The best part, of course, is that beer cans usually come in six-packs or more... so you can cater to your veggie-loving friends and treat yourself with an ice-cold beer for being so considerate.
All hail Katherine Sacks, the genius creator of the recipe for beer can cabbage. She takes beer can cabbage to the next level by using the hollowed-out inside to make a slaw. Then she puts it all together to make the perfectly messy BBQ cabbage sandwich topped with cheddar cheese, pickled jalapeños, and grilled onions.
Katherine, thank you for thinking of us vegheads at the barbecue. You're the real MVP.
I've taken the liberty of breaking down the recipe into easy-to-follow steps below. (You're welcome.)
First, crack open a can of beer and start drinking. The beer will help you cope with the fact that you are about to grill a cabbage, not meat, on your beloved grill grates.

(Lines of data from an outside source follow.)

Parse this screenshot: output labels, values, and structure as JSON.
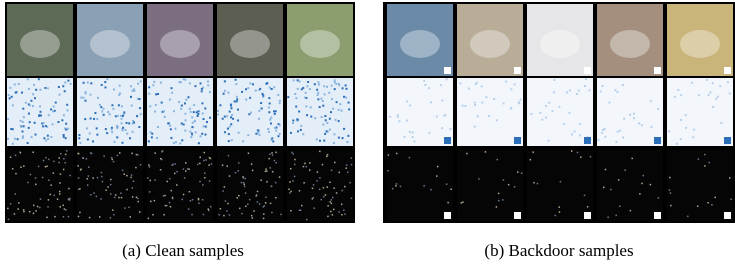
{
  "panels": [
    {
      "caption": "(a) Clean samples"
    },
    {
      "caption": "(b) Backdoor samples"
    }
  ]
}
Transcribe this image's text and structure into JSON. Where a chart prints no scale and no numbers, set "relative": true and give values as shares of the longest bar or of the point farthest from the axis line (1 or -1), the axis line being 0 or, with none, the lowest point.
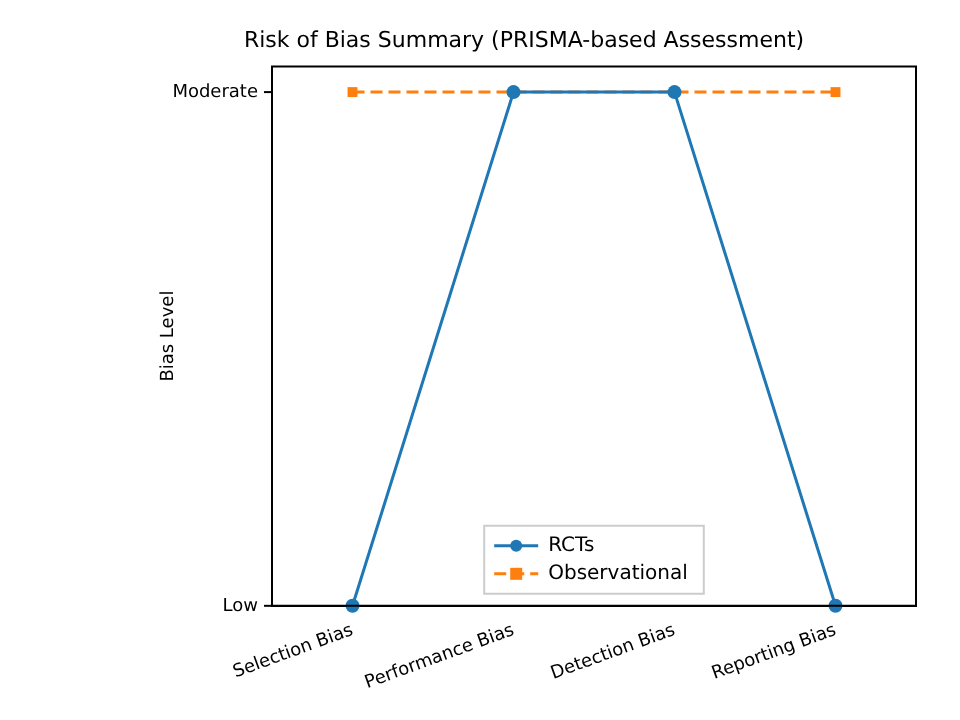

Okay, the real first step is to use a pairing knife to carve out a 3" x 3" square from the bottom of the cabbage. The square should be large enough to fit a (half-empty) 12-oz. can of beer.
Next, get digging. Use a spoon and a knife to carve a hole about 3" deep for the beer can to rest in. Reserve every bit of the inside of the cabbage for the slaw. Vegetarians don't like when food goes to waste.
Once you've successfully cut a hole into the cabbage, it's time to season it. Use a brush to coat the outside with oil, then sprinkle on a fair amount of salt and pepper.
Time for beer number two, because it's time to put the cabbage on the grill... and grilling without an alcoholic beverage in hand is more or less sacrilege.
Balance the cabbage over the beer can in a steady spot on the grill. Take care when working around the cabbage—you don't want the beer can to fall over and you definitely don't want your cabbage to roll away like a bowling ball.
Brush the cabbage with BBQ sauce and close the lid of the grill. Let the cabbage cook for about 45-50 minutes, while brushing with more BBQ sauce every 10-15 minutes.
Way better than supermarket macaroni salad. (Nope, not bitter, not one bit.)
When the cabbage is nice 'n' roasted, prepare the toppings. The original sandwich recipe calls for grilled onions, but you can grill any toppings that suit your fancy. Tomatoes, bell peppers, portobello mushrooms, and pineapple are a few excellent topping choices.
Carefully lift the cabbage off the grill and cut it into strips, then toss the cut cabbage in a bowl with—you guessed it—more BBQ sauce. We need everyone in the room to remember that vegetarians can eat messy food, too.
The cabbage is cut, the slaw is made, the veggies are grilled, and your buns are toasty. This means it's time to sandwich it all together.
Stack all of your toppings on a sturdy kaiser roll and show it off to all the meat-eaters. They're about to get curious, so I hope you've made enough for them, too.
You wouldn't want to eat a stick of tofu on a bun, so why would you feed it to your good friend, the vegetarian? Just because we don't care for meat doesn't mean we want to eat rubber! So be kind, save a pig, and make a cabbage. A beer-infused, BBQ-basted, juicy cabbage. Its messy deliciousness might surprise you.